Relative Velocity Help I am struggling with relative velocity and so decided to do some extra problems in my textbook. I have 2 problems that seem to contradict, and its annoying things like this that throws me off, leaving me unable to solve problems due to simple concepts of relativity. This is very frustrating. Anyway, my question: 
In this first question : 

The 4m/s velocity to the left of the box is apparently relative to the boat. OK, let's assume that I believe this, which I don't see why at all.
Let's look at the 2nd problem :

The velocity of the box should be relative to the cart, just like the first question. The spring "pushes" the box giving it a velocity RELATIVE to the cart, but no, its not this in the solutions. Why is it different?
As I asked in a question earlier, I don't get relative velocities (its been a year, I have read several resources, I still don't get it).
When is a velocity absolute (fixed reference frame), and when is a velocity relative (moving reference frame)?
THIS IS NOT HOMEWORK
 A: Good question.  Your confusion is very understandable.  But if you're careful, you'll see where your thinking is going wrong.
These two questions are saying two different things.  The first question tells you what the velocity is, and it tells you that that velocity is measured relative to the boat.  You can measure a velocity relative to anything you want.  In fact, right there in the solution to the first question, they calculate the velocity relative to the water (the stationary inertial coordinate system).
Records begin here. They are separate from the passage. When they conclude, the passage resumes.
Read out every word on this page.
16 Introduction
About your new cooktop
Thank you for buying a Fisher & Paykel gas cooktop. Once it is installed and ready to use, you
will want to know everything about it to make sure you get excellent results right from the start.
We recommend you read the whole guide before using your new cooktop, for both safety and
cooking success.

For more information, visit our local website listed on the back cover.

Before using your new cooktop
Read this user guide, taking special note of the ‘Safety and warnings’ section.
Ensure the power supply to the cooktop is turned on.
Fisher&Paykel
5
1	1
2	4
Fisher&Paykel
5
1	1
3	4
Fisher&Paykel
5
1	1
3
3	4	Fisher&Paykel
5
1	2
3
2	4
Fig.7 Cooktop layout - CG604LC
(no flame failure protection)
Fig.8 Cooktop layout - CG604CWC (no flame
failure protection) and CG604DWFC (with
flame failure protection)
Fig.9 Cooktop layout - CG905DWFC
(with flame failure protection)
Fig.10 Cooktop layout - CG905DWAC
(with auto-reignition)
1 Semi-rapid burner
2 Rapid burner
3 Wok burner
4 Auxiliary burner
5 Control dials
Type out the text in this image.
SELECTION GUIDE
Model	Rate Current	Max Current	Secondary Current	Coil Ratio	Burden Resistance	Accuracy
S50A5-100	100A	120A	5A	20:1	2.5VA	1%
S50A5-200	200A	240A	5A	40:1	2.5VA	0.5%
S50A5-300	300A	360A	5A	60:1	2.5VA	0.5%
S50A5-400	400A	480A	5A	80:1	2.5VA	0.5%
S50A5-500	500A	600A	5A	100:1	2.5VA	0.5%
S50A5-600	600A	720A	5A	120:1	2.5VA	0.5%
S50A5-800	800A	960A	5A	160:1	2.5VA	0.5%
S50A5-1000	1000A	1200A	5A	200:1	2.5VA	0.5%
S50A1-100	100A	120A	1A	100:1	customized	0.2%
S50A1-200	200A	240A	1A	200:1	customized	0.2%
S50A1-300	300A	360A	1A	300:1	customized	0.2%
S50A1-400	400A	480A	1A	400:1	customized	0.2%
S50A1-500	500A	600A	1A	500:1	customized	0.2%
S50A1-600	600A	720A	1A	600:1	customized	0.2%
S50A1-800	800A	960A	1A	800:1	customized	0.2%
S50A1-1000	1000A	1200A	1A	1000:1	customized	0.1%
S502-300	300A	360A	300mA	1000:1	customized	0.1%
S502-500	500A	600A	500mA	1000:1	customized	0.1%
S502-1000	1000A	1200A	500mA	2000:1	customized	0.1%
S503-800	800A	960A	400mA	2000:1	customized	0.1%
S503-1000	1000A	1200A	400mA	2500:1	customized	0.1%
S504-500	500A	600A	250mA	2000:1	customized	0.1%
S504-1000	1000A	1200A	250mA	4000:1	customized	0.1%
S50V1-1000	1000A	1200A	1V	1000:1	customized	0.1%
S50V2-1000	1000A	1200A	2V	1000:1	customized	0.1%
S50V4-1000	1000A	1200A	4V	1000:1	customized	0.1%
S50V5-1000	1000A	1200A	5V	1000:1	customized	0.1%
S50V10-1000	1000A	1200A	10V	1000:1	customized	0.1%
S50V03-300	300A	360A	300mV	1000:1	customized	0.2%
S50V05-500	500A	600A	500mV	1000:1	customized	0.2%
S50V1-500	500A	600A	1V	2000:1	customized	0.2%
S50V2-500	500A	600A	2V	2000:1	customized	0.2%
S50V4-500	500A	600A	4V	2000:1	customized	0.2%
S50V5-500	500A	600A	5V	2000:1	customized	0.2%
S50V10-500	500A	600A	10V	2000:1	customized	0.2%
Now the second question comes along.  It never tells you the velocity of the box relative to the cart; it's asking you to calculate it.  And that's what the solution does.  Both of these solutions actually work in the stationary reference frame.  But the first question gave you the velocity relative to the boat and asked you to solve for the velocity relative to the water, while in the second question you had to solve for the velocity relative to the ground, and then calculate the velocity relative to the cart.
So any time you talk about a velocity, you need to also talk about what reference frame (coordinate system) that velocity is expressed in.  If you know the velocity in one reference frame, and know the relative motion of any other reference frame, you can calculate the velocity in that second reference frame.